Blood cultures are sometimes obtained from intravascular catheters for convenience. However, there is controversy regarding this practice. The authors compared the diagnostic test characteristics of blood cultures obtained from intravascular catheters and peripheral veins. Relevant studies for inclusion in this review were identified through PubMed (January 1970-October 2005) and the Cochrane Central Register of Controlled Trials. Studies that reported clear definitions of true bacteraemia were included in the analysis. Two reviewers independently extracted the data. Six studies were included in the analysis, providing data for 2677 pairs of blood cultures obtained from an intravascular catheter and a peripheral venipuncture. A culture obtained from an intravascular catheter was found to be a diagnostic test for bacteraemia with better sensitivity (OR 1.85, 95 % CI 1.14-2.99, fixed effects model) and better negative predictive value (almost with statistical significance) (OR 1.55, 95 % CI 0.999-2.39, fixed effects model) but with less specificity (OR 0.33, 95 % CI 0.18-0.59, random effects model) and lower positive predictive value (OR 0.41, 95 % CI 0.23-0.76, random effects model) compared to a culture taken by peripheral venipuncture. In a group of 1000 patients, eight additional patients with true bacteraemia would be identified and 59 falsely diagnosed as having bacteraemia by a blood culture obtained from an intravascular catheter compared to results of the peripheral blood culture. Given the consequences of undertreating patients with bacteraemia, the authors believe that, based on the available evidence, at least one blood culture should be obtained from the intravascular catheter.

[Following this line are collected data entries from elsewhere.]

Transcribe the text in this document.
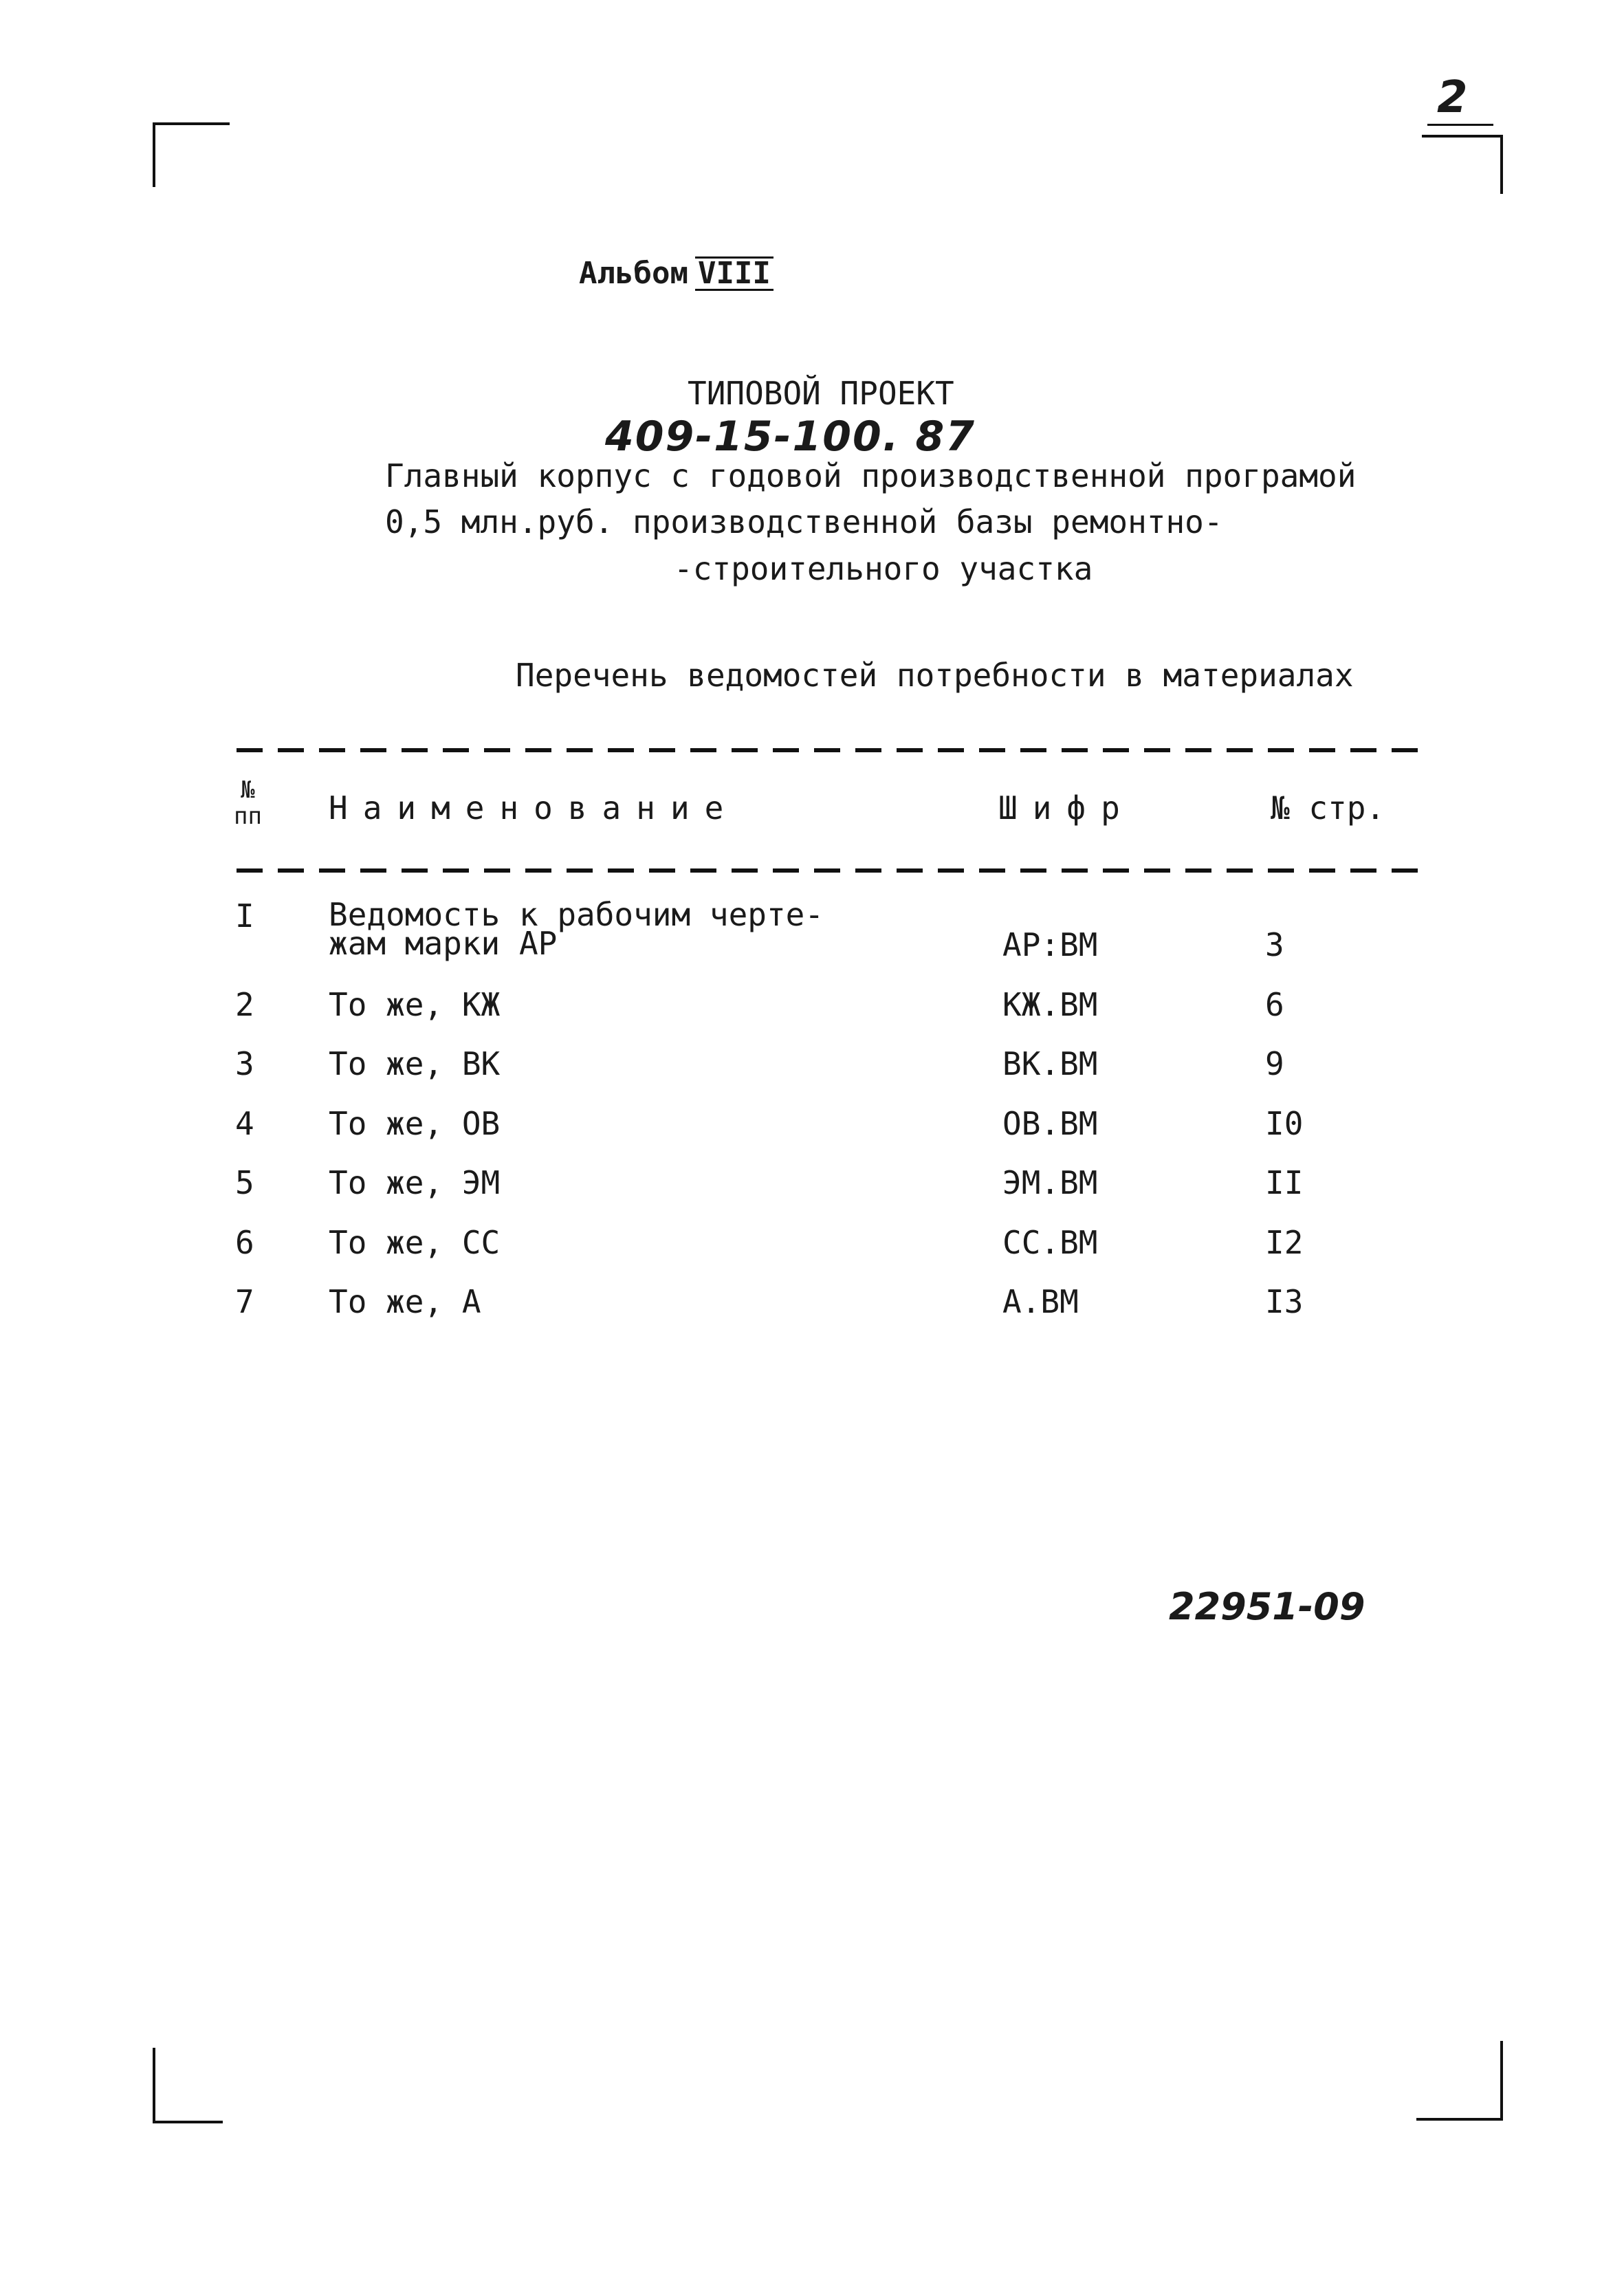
2
Альбом VIII
ТИПОВОЙ ПРОЕКТ
409-15-100. 87
Главный корпус с годовой производственной програмой
0,5 млн.руб. производственной базы ремонтно-
-строительного участка
Перечень ведомостей потребности в материалах
№
пп Наименование	Шифр	№ стр.
I Ведомость к рабочим черте-
жам марки АР	АР:ВМ	3
2 То же, КЖ	КЖ.ВМ	6
3 То же, ВК	ВК.ВМ	9
4 То же, ОВ	ОВ.ВМ	I0
5 То же, ЭМ	ЭМ.ВМ	II
6 То же, СС	СС.ВМ	I2
7 То же, А	А.ВМ	I3
22951-09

有时为方便起见会从血管内导管获取血培养样本。然而,这种做法存在争议。作者比较了从血管内导管和外周静脉获取的血培养的诊断测试特征。通过PubMed(1970年1月至2005年10月)和Cochrane对照试验中央注册库确定了纳入本综述的相关研究。纳入分析的研究需报告明确的真性菌血症定义。两名审阅者独立提取数据。分析纳入了六项研究,提供了从血管内导管和外周静脉穿刺获取的2677对血培养数据。结果发现,与外周静脉穿刺获取的培养相比,从血管内导管获取的培养对菌血症的诊断测试具有更高的敏感性(比值比1.85,95%可信区间1.14 - 2.99,固定效应模型)和更好的阴性预测值(几乎具有统计学意义)(比值比1.55,95%可信区间0.999 - 2.39,固定效应模型),但特异性较低(比值比0.33,95%可信区间0.18 - 0.59,随机效应模型)和阳性预测值较低(比值比0.41,95%可信区间0.23 - 0.76,随机效应模型)。在1000名患者中,与外周血培养结果相比,通过从血管内导管获取的血培养会多识别出8例真性菌血症患者,且有59例被误诊为菌血症。鉴于对菌血症患者治疗不足的后果,作者认为,基于现有证据,至少应从血管内导管获取一次血培养。